Dans le deuxième tome paru mi-janvier, la romancière française de 33 ans cisèle la détermination politique de son héroïne qui intègre les forces armées pour retrouver sa petite sœur. Différence, solidarité et iniquité sont au cœur de cette série, qui, au passage, propose un exemple d’héroïne qui progresse grâce à sa propre persévérance et ne se construit pas à travers une relation sentimentale avec un homme, fait assez rare dans le genre « Young Adult ».

« Elia, passeuse d’âmes », tome II Saison froide, de Marie Vareille, édition Pocket Jeunesse, 416 pages, 16,90 €. L’auteure sera présente au Salon du livre de Paris.

  • « Warcross », la réalité virtuelle au cœur de la fiction

« Warcross », de Marie Lu. / POCKET JEUNESSE

Auteure américaine d’origine chinoise, Marie Lu s’est fait connaître avec sa trilogie dystopique Legend et place régulièrement ses œuvres en tête de la liste convoitée des best-sellers du New York Times.

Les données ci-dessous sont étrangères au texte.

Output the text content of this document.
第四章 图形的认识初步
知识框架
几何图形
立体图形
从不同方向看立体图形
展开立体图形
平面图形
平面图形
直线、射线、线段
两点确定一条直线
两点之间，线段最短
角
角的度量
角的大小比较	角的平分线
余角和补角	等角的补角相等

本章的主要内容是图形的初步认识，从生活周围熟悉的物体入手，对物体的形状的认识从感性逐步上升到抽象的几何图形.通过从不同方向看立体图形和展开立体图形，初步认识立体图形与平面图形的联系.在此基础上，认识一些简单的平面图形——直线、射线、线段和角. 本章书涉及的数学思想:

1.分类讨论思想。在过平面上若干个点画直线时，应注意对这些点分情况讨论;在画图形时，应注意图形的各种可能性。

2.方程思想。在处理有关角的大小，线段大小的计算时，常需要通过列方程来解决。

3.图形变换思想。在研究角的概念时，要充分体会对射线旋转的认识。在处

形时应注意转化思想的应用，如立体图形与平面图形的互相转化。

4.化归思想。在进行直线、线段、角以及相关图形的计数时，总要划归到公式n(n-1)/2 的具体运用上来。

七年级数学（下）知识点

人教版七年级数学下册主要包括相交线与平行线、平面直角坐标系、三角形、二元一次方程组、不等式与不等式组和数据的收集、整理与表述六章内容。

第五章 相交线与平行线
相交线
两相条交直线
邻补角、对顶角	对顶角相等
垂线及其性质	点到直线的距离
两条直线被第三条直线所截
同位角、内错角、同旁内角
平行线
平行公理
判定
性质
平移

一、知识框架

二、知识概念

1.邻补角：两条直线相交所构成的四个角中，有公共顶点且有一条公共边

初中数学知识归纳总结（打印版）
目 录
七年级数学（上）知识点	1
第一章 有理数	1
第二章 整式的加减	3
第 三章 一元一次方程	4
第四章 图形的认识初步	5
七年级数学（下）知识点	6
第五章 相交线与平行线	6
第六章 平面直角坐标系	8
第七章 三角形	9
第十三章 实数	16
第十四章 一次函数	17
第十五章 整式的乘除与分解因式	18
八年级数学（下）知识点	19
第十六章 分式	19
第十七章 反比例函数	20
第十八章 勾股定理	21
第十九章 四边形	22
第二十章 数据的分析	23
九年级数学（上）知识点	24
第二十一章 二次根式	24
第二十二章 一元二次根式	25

Véritable référence du roman pour jeunes adultes, elle s’est vu récemment confier par DC Comics la rédaction d’un roman qui raconte l’adolescence de Batman.

Avec Warcross, pas de superhéros, mais Emika, orpheline et hackeuse surdouée devenue chasseuse de primes à New York pour survivre. Dans le monde d’Emika, la planète est devenue accro d’un jeu de réalité virtuelle, Warcross. Inventé par Hideo Tanaka, un jeune prodige japonais, le jeu en réseau a pris une telle ampleur qu’il fait partie intégrante du quotidien des gens : le niveau des joueurs leur donne accès à des privilèges et un statut dans la vie réelle. Les plus doués participent au tournoi annuel, un événement suivi par des milliards de personnes sur la planète. Lorsqu’Emika piratera une partie du championnat pour dérober un artefact de valeur et le revendre sur le marché noir, elle va être recrutée comme joueuse et se retrouver plongée au cœur d’une machination.

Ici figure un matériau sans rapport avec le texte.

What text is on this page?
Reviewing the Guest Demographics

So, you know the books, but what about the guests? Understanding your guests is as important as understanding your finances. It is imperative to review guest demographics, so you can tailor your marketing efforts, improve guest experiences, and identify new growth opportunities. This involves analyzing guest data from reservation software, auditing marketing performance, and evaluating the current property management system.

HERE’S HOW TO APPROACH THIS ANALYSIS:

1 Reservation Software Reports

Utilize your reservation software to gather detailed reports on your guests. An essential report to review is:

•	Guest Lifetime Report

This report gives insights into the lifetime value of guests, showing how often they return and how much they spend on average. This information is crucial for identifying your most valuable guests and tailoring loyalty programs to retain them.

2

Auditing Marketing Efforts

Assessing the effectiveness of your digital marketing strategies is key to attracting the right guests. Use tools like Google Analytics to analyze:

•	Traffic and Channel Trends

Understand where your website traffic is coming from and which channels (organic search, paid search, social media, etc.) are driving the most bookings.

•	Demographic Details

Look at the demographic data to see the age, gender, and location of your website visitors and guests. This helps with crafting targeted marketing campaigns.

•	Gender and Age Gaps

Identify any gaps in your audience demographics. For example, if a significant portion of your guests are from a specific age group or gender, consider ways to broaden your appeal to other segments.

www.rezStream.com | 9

Le roman, qui n’est pas sans rappeler le jeu Warcraft ou le film RollerBall, prend le parti assez habile d’illustrer le piratage, le darknet et les cyber-luttes à travers un jeu vidéo. Bien que futuriste et transhumaniste, le thriller s’appuie sur des risques plutôt contemporains.

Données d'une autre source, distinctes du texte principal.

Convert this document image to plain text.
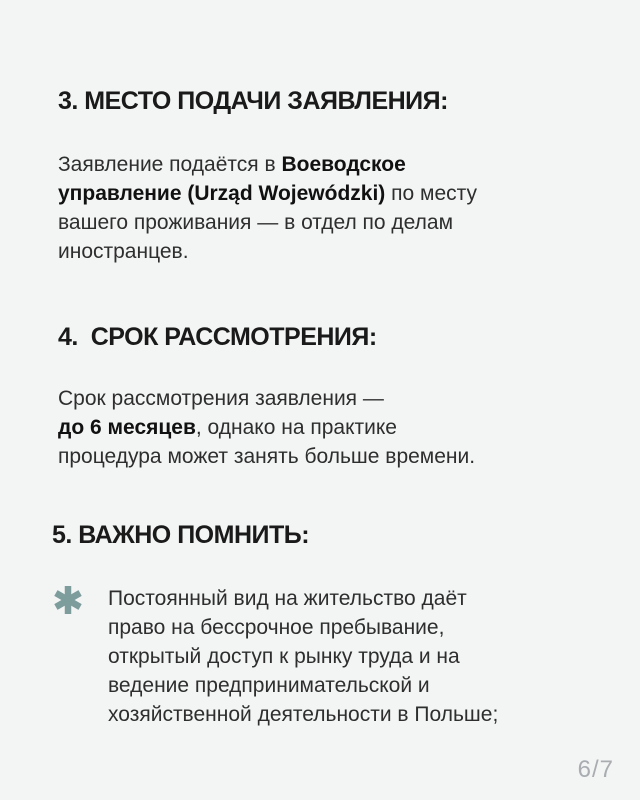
3. МЕСТО ПОДАЧИ ЗАЯВЛЕНИЯ:
Заявление подаётся в Воеводское
управление (Urząd Wojewódzki) по месту
вашего проживания — в отдел по делам
иностранцев.
4.  СРОК РАССМОТРЕНИЯ:
Срок рассмотрения заявления —
до 6 месяцев, однако на практике
процедура может занять больше времени.
5. ВАЖНО ПОМНИТЬ:
Постоянный вид на жительство даёт
право на бессрочное пребывание,
открытый доступ к рынку труда и на
ведение предпринимательской и
хозяйственной деятельности в Польше;
6/7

« Warcross », de Marie Lu, éditions Pocket Jeunesse, 416 pages, 18,50 €.

  • « La faucheuse », plongée mortelle

« La faucheuse », de Neal Shusterman. / POCKET JEUNESSE

Bienvenue dans l’ère de la post-mortalité, où les humains, grâce aux progrès de la médecine, ne sont plus voués à mourir et peuvent même rajeunir à l’envi. C’est le point de départ de la trilogie de Neal Shusterman, dont le tome II paraîtra la veille de l’ouverture du Salon du livre de Paris, et qui est en cours d’adaptation sur grand écran par les studios Universal. Dans cette série, la société vit globalement en paix depuis 2042, date à laquelle « la puissance informatique est devenue infinie […] Le Cloud devint le Thunderhead. Désormais tout ce qu’il faut savoir à propos d’absolument tout réside dans sa mémoire quasi infinie, en libre-service ».

C’est ce nuage informatique surpuissant qui régit administrativement et politiquement les humains. La criminalité est en berne mais un problème subsiste : la surpopulation, du fait de l’immortalité. Pour y pallier, l’humain est désormais chargé d’une seule tâche, celle de réguler sa population. Pour cela, des faucheurs sont désignés pour condamner certains de leurs congénères. Une tâche qui leur demande de faire preuve d’impartialité et de bon sens. Mais les condamne à vivre en marge.

Ni cynique ni mièvre, Neal Shusterman questionne l’humain face à la mort mais aussi ses peurs. C’est en devenant apprentis faucheurs que ses deux jeunes héros, Rowan et Citra, apprendront la cupidité humaine, la moralité mais aussi que les tâches les plus difficiles peuvent se mener avec justice.

« La faucheuse », tome II Thunderhead, de Neal Shusterman, éditions Robert Laffont, 576 pages, 19,50 €.

L’auteur sera présent au Salon du livre de Paris.

  • « A la place du cœur », émois adolescents

« A la place du cœur », saison 3, d’Arnaud Cathrine / EDITIONS ROBERT LAFFON

L’écrivain et parolier Arnaud Cathrine a achevé, début mars, sa trilogie qui s’ouvrait en janvier 2015, la même semaine que les attentats contre la rédaction de Charlie Hebdo et l’Hyper-casher. Dans le premier tome, le lecteur faisait connaissance avec Caumes, un ado provincial de 17 ans qui vivait ses premières expériences amoureuses alors que des terroristes semaient la mort à Paris. Le livre mêlait pulsions de vie et songes sur la violence et le chaos. La suite contait, aux travers des yeux de ses amis, comment ces événements qui ont endeuillé la France ont pu changer le jeune homme, sa difficile convalescence jusqu’aux événements de Saint-Denis et du Bataclan.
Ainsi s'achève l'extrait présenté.